Und zum dritten Mal spähte Heimdall in alle Hausungen der Menschen, und er erblickte ein Ehepaar, das war schlank und muskelhart zugleich, stark und furchtlos wie kein anderes, und wer Rat und Tat suchte, klopfte an seine Tür. Der Mann kam staubbedeckt von der Jagd, warf das Untier des Waldes, den erlegten Bären, vor die Feuerstelle und spannte den Bogen neu und schärfte die Speerspitze nach, bevor er sich erfrischte. Lachend schloss die schöngeschmückte Hausfrau den Wilden in die Arme. Und er saß bei ihr, den Arm um ihren Nacken geschlungen, und besprach mit ihr all sein tapferes Planen gegen das Raubzeug der Tiere, der Menschen und der bösen Geister, und sie gab ihm Rat und rief das Gesinde der Mägde und lehrte sie, das Wildbret zerlegen, zubereiten und die Armen und Hungrigen damit sättigen. Und Heimdall trat zu dem edlen Paar an den gastfreien Tisch, ließ sich den Bärenschinken munden und den schäumenden Met aus dem Auerochsenhorn, freute sich der würzigen Reden und weissagte den Starken zum Dank, dass aus ihrer Kraft und ihrem hochgemuten Sinn die Fülle des Wohlstandes erwachsen würde über das Haus hinaus zum Besten aller, die um das Haus sich scharten. Und er schlief bei ihnen in der Kammer und schied im Frührot.

Die Frau aber gebar nach Kurzem einen Knaben, der hatte die Kraft des Bären, die Schnelligkeit des Hirschen, das Auge des Falken. Stärker aber, rascher und schärfer noch war sein Geist. Und Geist und Körper waren wie Blitz und Schlag. Als er der Wiege entsprang, rannte er in den Wald, erkletterte er die Berge und ließ sein Jauchzen erschallen, dass die Menschen, die ihn hörten, Kopf und Nacken streckten und das Echo jubelten. Auf der Wiese griff er sich die Hengste und ritt mit den Winden um die Wette, ohne zu ermüden. Sein Pfeil holte den Vogel aus der Luft, sein Speer den Wolf auf der Flucht.
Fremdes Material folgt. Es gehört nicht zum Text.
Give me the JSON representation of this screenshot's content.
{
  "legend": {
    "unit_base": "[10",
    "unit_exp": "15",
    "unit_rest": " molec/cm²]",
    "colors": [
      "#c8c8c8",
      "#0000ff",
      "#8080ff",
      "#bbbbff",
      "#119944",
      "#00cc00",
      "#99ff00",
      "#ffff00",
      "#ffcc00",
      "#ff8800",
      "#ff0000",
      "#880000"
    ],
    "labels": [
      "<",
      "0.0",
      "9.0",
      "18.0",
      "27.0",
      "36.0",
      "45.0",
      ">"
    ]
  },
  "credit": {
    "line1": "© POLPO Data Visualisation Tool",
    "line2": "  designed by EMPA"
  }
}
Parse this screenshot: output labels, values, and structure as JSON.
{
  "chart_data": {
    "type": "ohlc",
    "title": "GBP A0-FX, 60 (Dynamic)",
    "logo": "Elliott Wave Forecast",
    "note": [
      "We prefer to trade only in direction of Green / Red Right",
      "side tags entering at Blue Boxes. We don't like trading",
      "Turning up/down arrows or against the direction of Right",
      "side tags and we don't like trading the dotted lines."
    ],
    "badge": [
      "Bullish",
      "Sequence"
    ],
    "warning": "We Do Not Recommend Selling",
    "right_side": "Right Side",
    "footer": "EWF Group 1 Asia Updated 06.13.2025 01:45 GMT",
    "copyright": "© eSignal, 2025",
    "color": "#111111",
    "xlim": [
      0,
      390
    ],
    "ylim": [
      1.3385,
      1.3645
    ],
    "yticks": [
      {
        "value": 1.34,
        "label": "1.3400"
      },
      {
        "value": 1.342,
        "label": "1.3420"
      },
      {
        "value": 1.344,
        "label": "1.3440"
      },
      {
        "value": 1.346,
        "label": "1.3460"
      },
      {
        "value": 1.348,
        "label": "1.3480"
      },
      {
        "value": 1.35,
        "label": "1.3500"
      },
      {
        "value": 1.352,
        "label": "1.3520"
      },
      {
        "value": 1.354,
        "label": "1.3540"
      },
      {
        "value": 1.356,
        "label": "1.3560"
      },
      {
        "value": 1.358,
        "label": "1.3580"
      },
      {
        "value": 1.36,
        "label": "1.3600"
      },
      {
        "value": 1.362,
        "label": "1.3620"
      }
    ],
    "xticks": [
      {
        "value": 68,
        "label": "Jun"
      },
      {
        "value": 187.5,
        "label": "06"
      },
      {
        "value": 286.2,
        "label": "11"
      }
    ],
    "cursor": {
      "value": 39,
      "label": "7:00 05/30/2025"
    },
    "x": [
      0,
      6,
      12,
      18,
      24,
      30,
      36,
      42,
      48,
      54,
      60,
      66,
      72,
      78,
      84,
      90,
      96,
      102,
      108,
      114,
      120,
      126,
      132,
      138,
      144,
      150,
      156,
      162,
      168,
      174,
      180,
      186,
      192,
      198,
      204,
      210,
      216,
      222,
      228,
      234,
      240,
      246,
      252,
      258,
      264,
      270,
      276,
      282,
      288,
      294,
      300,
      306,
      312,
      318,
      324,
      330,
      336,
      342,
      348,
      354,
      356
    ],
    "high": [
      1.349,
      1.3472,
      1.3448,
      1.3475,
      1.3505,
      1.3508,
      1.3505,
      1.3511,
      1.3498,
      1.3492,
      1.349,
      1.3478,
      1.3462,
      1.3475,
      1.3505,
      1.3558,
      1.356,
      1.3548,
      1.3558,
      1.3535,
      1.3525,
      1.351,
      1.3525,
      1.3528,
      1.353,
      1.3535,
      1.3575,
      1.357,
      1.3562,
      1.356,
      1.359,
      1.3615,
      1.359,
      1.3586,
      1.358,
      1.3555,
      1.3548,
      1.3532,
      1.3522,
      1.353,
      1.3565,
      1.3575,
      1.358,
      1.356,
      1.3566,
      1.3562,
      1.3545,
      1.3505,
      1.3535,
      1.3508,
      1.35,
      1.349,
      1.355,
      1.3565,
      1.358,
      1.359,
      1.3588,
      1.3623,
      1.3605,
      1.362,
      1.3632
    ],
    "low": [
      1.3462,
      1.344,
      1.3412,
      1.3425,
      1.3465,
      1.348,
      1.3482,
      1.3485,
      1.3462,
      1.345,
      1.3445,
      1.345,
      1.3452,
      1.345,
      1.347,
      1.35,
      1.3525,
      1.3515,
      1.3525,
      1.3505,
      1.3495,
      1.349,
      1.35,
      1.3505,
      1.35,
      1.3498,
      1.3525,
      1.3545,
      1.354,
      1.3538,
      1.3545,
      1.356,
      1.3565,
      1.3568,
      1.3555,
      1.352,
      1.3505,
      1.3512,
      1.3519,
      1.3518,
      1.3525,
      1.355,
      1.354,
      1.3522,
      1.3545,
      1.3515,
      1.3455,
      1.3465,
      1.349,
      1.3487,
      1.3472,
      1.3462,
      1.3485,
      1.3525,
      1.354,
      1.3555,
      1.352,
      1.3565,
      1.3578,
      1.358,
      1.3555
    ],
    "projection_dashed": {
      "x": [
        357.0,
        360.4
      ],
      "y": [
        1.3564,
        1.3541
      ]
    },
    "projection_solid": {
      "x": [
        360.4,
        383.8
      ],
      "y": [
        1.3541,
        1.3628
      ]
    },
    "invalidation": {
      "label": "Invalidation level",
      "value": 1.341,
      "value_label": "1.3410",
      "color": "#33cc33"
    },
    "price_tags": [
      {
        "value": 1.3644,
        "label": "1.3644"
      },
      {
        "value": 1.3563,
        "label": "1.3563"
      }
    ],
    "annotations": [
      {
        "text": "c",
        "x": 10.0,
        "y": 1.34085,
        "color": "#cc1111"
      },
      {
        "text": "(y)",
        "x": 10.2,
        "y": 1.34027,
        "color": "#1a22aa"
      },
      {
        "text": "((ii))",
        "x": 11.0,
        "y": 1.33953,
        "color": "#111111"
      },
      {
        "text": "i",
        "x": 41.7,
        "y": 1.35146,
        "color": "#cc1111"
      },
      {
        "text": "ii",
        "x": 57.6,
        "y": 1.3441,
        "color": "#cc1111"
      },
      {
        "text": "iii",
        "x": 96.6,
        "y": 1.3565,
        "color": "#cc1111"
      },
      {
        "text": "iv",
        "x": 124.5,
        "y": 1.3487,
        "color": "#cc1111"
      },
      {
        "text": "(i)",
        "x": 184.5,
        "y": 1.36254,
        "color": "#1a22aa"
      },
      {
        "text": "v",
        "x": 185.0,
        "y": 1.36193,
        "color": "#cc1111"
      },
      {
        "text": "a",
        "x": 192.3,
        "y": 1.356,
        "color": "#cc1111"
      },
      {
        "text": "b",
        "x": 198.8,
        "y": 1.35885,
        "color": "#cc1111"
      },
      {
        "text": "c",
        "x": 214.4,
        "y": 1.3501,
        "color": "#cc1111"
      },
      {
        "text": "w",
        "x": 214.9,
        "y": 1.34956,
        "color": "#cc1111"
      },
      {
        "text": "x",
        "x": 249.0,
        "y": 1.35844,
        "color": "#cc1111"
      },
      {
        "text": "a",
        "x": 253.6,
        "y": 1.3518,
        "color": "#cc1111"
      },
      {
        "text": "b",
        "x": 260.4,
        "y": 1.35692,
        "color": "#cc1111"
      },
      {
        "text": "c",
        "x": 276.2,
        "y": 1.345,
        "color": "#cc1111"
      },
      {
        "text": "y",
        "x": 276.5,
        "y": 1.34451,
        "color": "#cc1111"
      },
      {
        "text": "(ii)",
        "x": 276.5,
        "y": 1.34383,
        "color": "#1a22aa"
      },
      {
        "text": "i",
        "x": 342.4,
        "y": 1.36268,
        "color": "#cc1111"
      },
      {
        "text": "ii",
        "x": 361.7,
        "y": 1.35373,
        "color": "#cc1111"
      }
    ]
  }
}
In der Brandung der See kämpfte er mit den geschmeidigen Robben, als stände er auf festem Land. Und wo es Hilfe galt, war er der erste. Als er heranwuchs, baute er eine feste Burg, und die Nachbarn siedelten sich an im Schutz seiner Mauern und seines Schwertes. Im Kampf mit dem Feind war er allen voran und zeigte den Seinen den Sieg! Im Gericht kannte er nur die Gerechtigkeit, dann erst die Milde. Im Rat aber war er, dass alle Nachbarn ihm ihre Sorgen brachten, und er nahm sie, als wären es die seinen. Sein Leben war Kampf und Sieg, für die andern mehr denn für sich, Tag und Nacht, ohne die Rast des Bauern, ohne die Ruhe des Bürgers, und er lehrte es wiederum die eigenen Kinder so, denn sein Gemüt war fröhlich bei allem Mühen, und wenn er durch die Schanzen seiner Burg, durch die Reihen seiner todesmutigen Mannen, durch die Gehöfte und Siedlungen der glücklichen Bauern und Bürger schritt, sprach er stolz zu sich: Dies alles ist das Werk meines Geistes, der mich und die Scharen lenkt, und es ward, weil ich es verstehen lernte und ihm all meine Liebe schenkte.